Lower bound on the radii of circular orbits in the extremal Kerr black-hole spacetime

TL;DR

This paper investigates the radii of circular orbits around extremal Kerr black holes, providing evidence for a non-trivial lower bound related to the mass ratio of the black hole and orbiting particle.

Contribution

It introduces a lower bound on the radii of circular orbits in extremal Kerr spacetime based on the Thorne hoop conjecture, which was not previously established.

Findings

A non-trivial lower bound on orbit radii near extremal Kerr black holes.

The bound depends on the mass ratio of the black hole and orbiting particle.
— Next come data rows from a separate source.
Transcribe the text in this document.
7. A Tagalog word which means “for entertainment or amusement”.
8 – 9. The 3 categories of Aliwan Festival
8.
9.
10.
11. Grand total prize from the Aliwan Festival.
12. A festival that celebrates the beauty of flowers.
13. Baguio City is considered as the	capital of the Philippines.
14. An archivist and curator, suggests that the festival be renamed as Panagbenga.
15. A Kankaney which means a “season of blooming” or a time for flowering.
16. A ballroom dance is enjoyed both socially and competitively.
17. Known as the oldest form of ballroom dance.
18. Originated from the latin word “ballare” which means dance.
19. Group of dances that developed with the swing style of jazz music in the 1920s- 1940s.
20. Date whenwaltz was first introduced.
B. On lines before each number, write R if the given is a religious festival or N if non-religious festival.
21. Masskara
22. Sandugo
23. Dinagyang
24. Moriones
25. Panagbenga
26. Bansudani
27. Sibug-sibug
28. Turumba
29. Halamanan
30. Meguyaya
Supports the idea that orbits cannot approach the horizon arbitrarily closely.

Abstract

It is often stated in the physics literature that maximally-spinning Kerr black-hole spacetimes are characterized by near-horizon co-rotating circular geodesics of radius $r_{\text{circular}}$ with the property $r_{\text{circular}}\to r^+_{\text{H}}$, where $r_{\text{H}}$ is the horizon radius of the extremal black hole. Based on the famous Thorne hoop conjecture, in the present compact paper we provide evidence for the existence of a non-trivial lower bound ${{r_{\text{circular}}-r_{\text{H}}}\over{r_{\text{H}}}}\gtrsim (\mu/M)^{1/2}$ on the radii of circular orbits in the extremal Kerr black-hole spacetime, where $\mu/M$ is the dimensionless mass ratio which characterizes the composed black-hole-orbiting-particle system.